Bedenktijd bestuur beursvennootschap

3 september 2020, wetsvoorstel - Het bestuur van een beursvennootschap kan bedenktijd vragen bij een dreigende vijandige overname of wanneer aandeelhouders aansturen op het ontslag van een commissaris of bestuurder. Minister Dekker (Rechtsbescherming) regelt dit met een wetsvoorstel.

Activistische aandeelhouders kunnen proberen om het beleid van een onderneming te veranderen. Maar kijken dit soort aandeelhouders niet te veel naar de korte termijn en te weinig naar de lange termijn? Die vrees is een belangrijke reden om het bestuur van een beursvennootschap de mogelijkheid te geven om een bedenktijd van maximaal 250 dagen in te roepen.

De bedenktijd kan gebruikt worden bij een dreigende vijandige overname of wanneer aandeelhouders vragen om het ontslag van een bestuurder of commissaris.

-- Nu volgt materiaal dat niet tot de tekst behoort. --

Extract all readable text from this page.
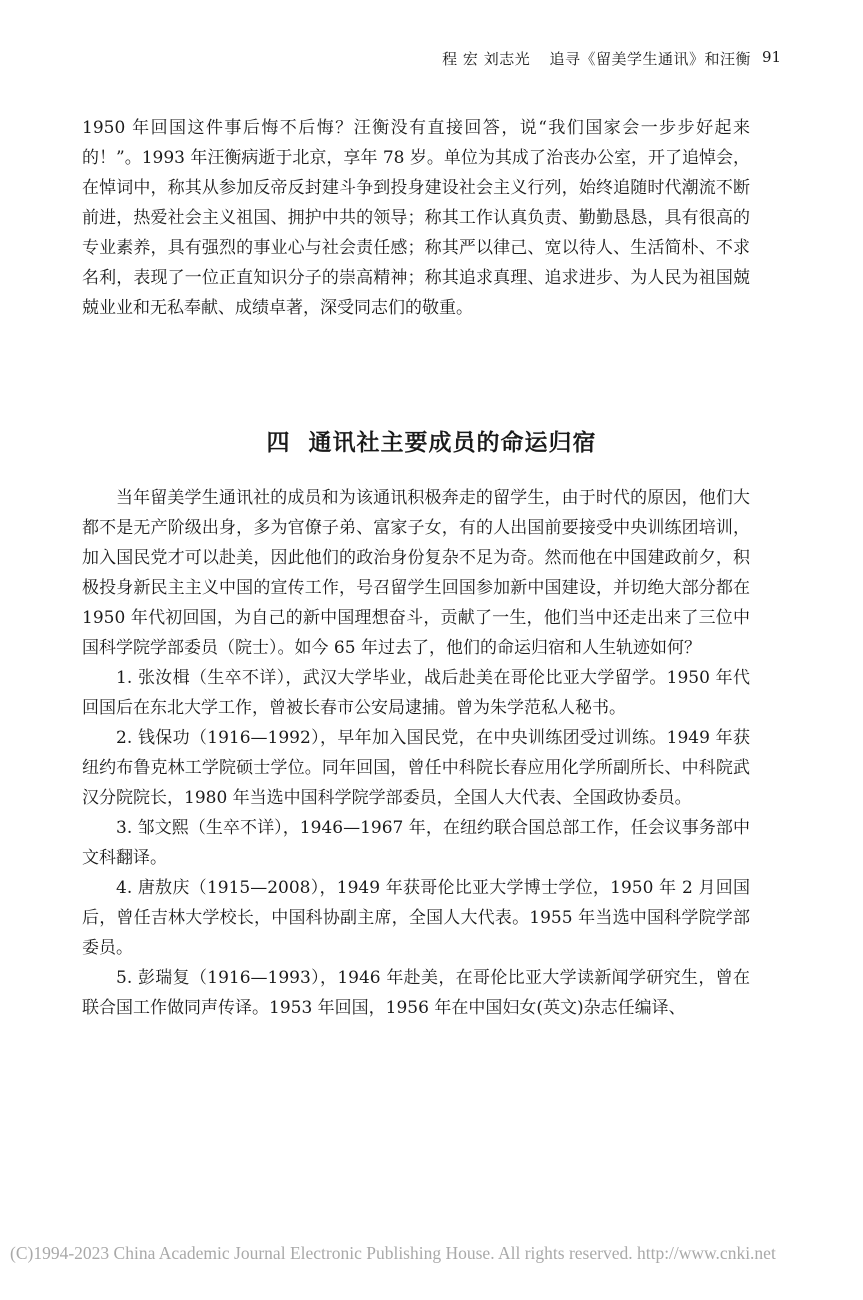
程 宏 刘志光 追寻《留美学生通讯》和汪衡 91

1950 年回国这件事后悔不后悔？汪衡没有直接回答，说“我们国家会一步步好起来的！”。1993 年汪衡病逝于北京，享年 78 岁。单位为其成了治丧办公室，开了追悼会，在悼词中，称其从参加反帝反封建斗争到投身建设社会主义行列，始终追随时代潮流不断前进，热爱社会主义祖国、拥护中共的领导；称其工作认真负责、勤勤恳恳，具有很高的专业素养，具有强烈的事业心与社会责任感；称其严以律己、宽以待人、生活简朴、不求名利，表现了一位正直知识分子的崇高精神；称其追求真理、追求进步、为人民为祖国兢兢业业和无私奉献、成绩卓著，深受同志们的敬重。

四 通讯社主要成员的命运归宿

当年留美学生通讯社的成员和为该通讯积极奔走的留学生，由于时代的原因，他们大都不是无产阶级出身，多为官僚子弟、富家子女，有的人出国前要接受中央训练团培训，加入国民党才可以赴美，因此他们的政治身份复杂不足为奇。然而他在中国建政前夕，积极投身新民主主义中国的宣传工作，号召留学生回国参加新中国建设，并切绝大部分都在 1950 年代初回国，为自己的新中国理想奋斗，贡献了一生，他们当中还走出来了三位中国科学院学部委员（院士）。如今 65 年过去了，他们的命运归宿和人生轨迹如何？

1. 张汝楫（生卒不详），武汉大学毕业，战后赴美在哥伦比亚大学留学。1950 年代回国后在东北大学工作，曾被长春市公安局逮捕。曾为朱学范私人秘书。

2. 钱保功（1916—1992），早年加入国民党，在中央训练团受过训练。1949 年获纽约布鲁克林工学院硕士学位。同年回国，曾任中科院长春应用化学所副所长、中科院武汉分院院长，1980 年当选中国科学院学部委员，全国人大代表、全国政协委员。

3. 邹文熙（生卒不详），1946—1967 年，在纽约联合国总部工作，任会议事务部中文科翻译。

4. 唐敖庆（1915—2008），1949 年获哥伦比亚大学博士学位，1950 年 2 月回国后，曾任吉林大学校长，中国科协副主席，全国人大代表。1955 年当选中国科学院学部委员。

5. 彭瑞复（1916—1993），1946 年赴美，在哥伦比亚大学读新闻学研究生，曾在联合国工作做同声传译。1953 年回国，1956 年在中国妇女(英文)杂志任编译、

(C)1994-2023 China Academic Journal Electronic Publishing House. All rights reserved. http://www.cnki.net
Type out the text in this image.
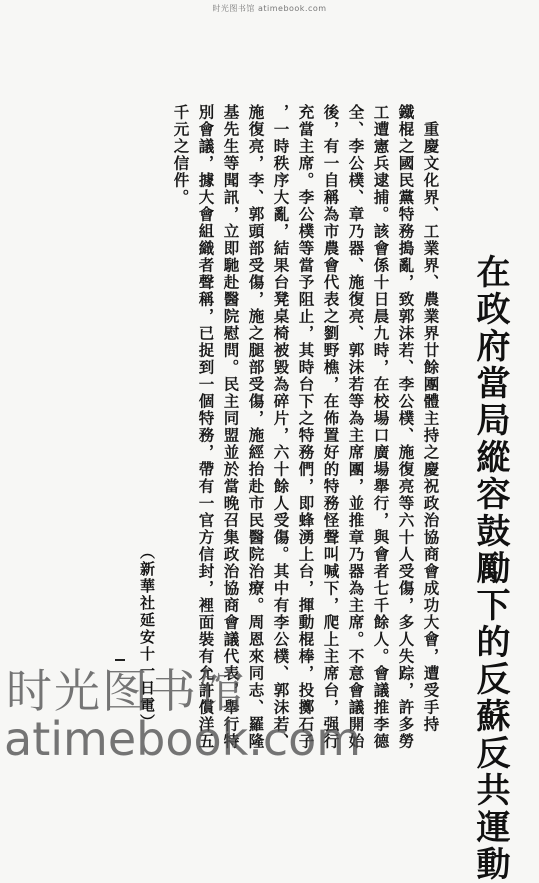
时光图书馆 atimebook.com
在政府當局縱容鼓勵下的反蘇反共運動
　重慶文化界、工業界、農業界廿餘團體主持之慶祝政治協商會成功大會，遭受手持
鐵棍之國民黨特務搗亂，致郭沫若、李公樸、施復亮等六十人受傷，多人失踪，許多勞
工遭憲兵逮捕。該會係十日晨九時，在校場口廣場舉行，與會者七千餘人。會議推李德
全、李公樸、章乃器、施復亮、郭沫若等為主席團，並推章乃器為主席。不意會議開始
後，有一自稱為市農會代表之劉野樵，在佈置好的特務怪聲叫喊下，爬上主席台，强行
充當主席。李公樸等當予阻止，其時台下之特務們，即蜂湧上台，揮動棍棒，投擲石子
，一時秩序大亂，結果台凳桌椅被毀為碎片，六十餘人受傷。其中有李公樸、郭沫若、
施復亮，李、郭頭部受傷，施之腿部受傷，施經抬赴市民醫院治療。周恩來同志、羅隆
基先生等聞訊，立即馳赴醫院慰問。民主同盟並於當晚召集政治協商會議代表，舉行特
別會議，據大會組織者聲稱，已捉到一個特務，帶有一官方信封，裡面裝有允許償洋五
千元之信件。
（新華社延安十一日電）
时光图书馆
atimebook.com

Dit creëert de rust en ruimte die nodig kunnen zijn voor het verkennen van verschillende opties, overleg met alle belanghebbenden en het uitstippelen van een strategie voor de lange termijn, zegt de minister.

Rijnlands model

Het wetsvoorstel past in het Rijnlandse model, betoogt Van den Berg (CDA), dat gericht is op de langere termijn en rekening houdt met alle stakeholders. Het werpt volgens haar terecht barrières op, onder meer tegen vijandige overnames door buitenlandse staatsbedrijven.

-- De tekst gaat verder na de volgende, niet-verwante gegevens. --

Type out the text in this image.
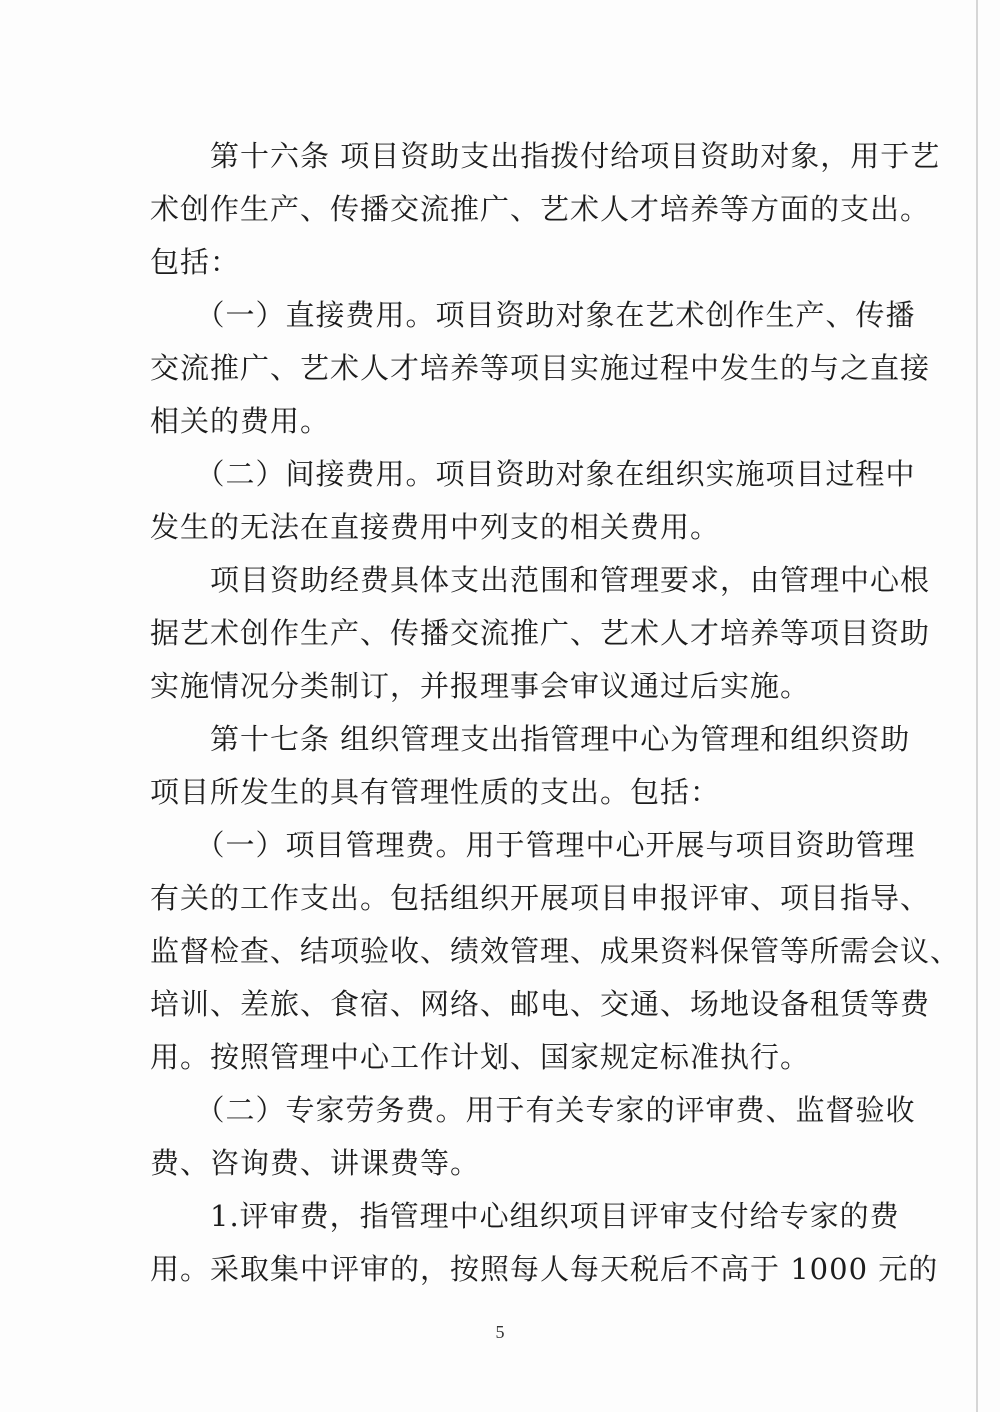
　　第十六条 项目资助支出指拨付给项目资助对象，用于艺
术创作生产、传播交流推广、艺术人才培养等方面的支出。
包括：
　　（一）直接费用。项目资助对象在艺术创作生产、传播
交流推广、艺术人才培养等项目实施过程中发生的与之直接
相关的费用。
　　（二）间接费用。项目资助对象在组织实施项目过程中
发生的无法在直接费用中列支的相关费用。
　　项目资助经费具体支出范围和管理要求，由管理中心根
据艺术创作生产、传播交流推广、艺术人才培养等项目资助
实施情况分类制订，并报理事会审议通过后实施。
　　第十七条 组织管理支出指管理中心为管理和组织资助
项目所发生的具有管理性质的支出。包括：
　　（一）项目管理费。用于管理中心开展与项目资助管理
有关的工作支出。包括组织开展项目申报评审、项目指导、
监督检查、结项验收、绩效管理、成果资料保管等所需会议、
培训、差旅、食宿、网络、邮电、交通、场地设备租赁等费
用。按照管理中心工作计划、国家规定标准执行。
　　（二）专家劳务费。用于有关专家的评审费、监督验收
费、咨询费、讲课费等。
　　1.评审费，指管理中心组织项目评审支付给专家的费
用。采取集中评审的，按照每人每天税后不高于 1000 元的
5
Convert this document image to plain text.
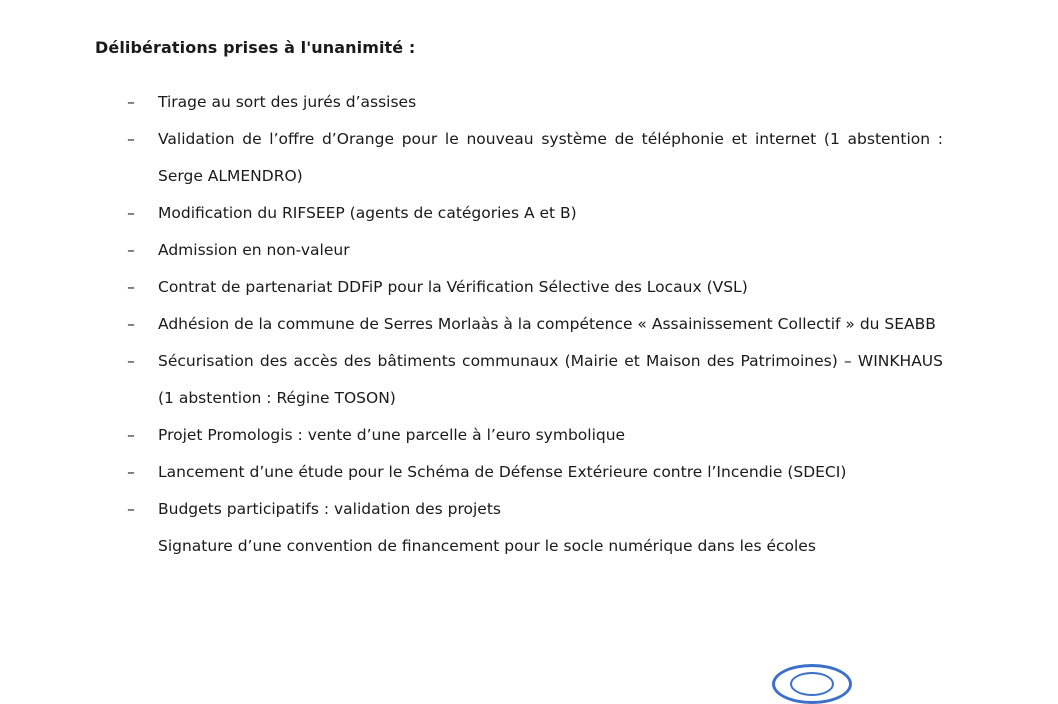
Délibérations prises à l'unanimité :
– Tirage au sort des jurés d’assises
– Validation de l’offre d’Orange pour le nouveau système de téléphonie et internet (1 abstention : Serge ALMENDRO)
– Modification du RIFSEEP (agents de catégories A et B)
– Admission en non-valeur
– Contrat de partenariat DDFiP pour la Vérification Sélective des Locaux (VSL)
– Adhésion de la commune de Serres Morlaàs à la compétence « Assainissement Collectif » du SEABB
– Sécurisation des accès des bâtiments communaux (Mairie et Maison des Patrimoines) – WINKHAUS (1 abstention : Régine TOSON)
– Projet Promologis : vente d’une parcelle à l’euro symbolique
– Lancement d’une étude pour le Schéma de Défense Extérieure contre l’Incendie (SDECI)
– Budgets participatifs : validation des projets
Signature d’une convention de financement pour le socle numérique dans les écoles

Ook Nijboer (PvdA) is positief over het wetsvoorstel, maar het doet in zijn ogen onvoldoende om het Rijnlandse model te beschermen. Er is volgens hem meer nodig om de druk van het kortetermijnbelang en het aandeelhoudersbelang te weerstaan. Hij wil onder andere financiële prikkels wegnemen voor bestuurders om akkoord te gaan met een (vijandige) overname of fusie.

Stapeling beschermingsconstructies?

Naast de bedenktijd hebben bedrijven in Nederland al andere mogelijkheden om zich te verweren tegen vijandige overnames, zoals het uitgeven van preferente aandelen. We moeten geen "beschermingsparadijs" worden, vindt Paternotte (D66). Van Gent (VVD) wil een onredelijke stapeling van beschermingsconstructies voorkomen.

Dekker is niet bang dat Nederland een beschermingsparadijs wordt. Het is volgens hem niet slecht als bedrijven die kiezen voor continuïteit en de lange termijn, zich hier vestigen. De minister benadrukt dat het aan de rechter is om te oordelen over het tegelijkertijd toepassen van verschillende beschermingsconstructies.

Bonussen

Het is goed dat we bedrijven een extra mogelijkheid geven om vijandige overnames te voorkomen, zegt Van der Lee (GroenLinks), maar daar moet dan wel iets tegenover staan. Hij wil dat bestuurders en commissarissen geen bonussen krijgen in het boekjaar dat de bedenktijd wordt ingeroepen, ook omdat ze dan niet ontslagen kunnen worden.

Dit voorstel kan leiden tot tegenstrijdige belangen en perverse prikkels, waarschuwt Dekker. De minister vreest dat bestuurders (het verlies van) hun bonus in hun achterhoofd hebben als ze besluiten moeten nemen over wat het beste is voor het bedrijf.

Rol ondernemingsraad

Niet alleen het bestuur van een onderneming maar ook de ondernemingsraad zou de bedenktijd moeten kunnen inroepen, vindt Alkaya (SP). Hij wil daarnaast dat de ondernemingsraad moet instemmen met een besluit van het bestuur om de bedenktijd voortijdig te beëindigen. Maar minister Dekker vindt het geen goed idee als de ondernemingsraad op de stoel van het bestuur gaat zitten.

De Kamer stemt op 8 september over het wetsvoorstel en de ingediende moties.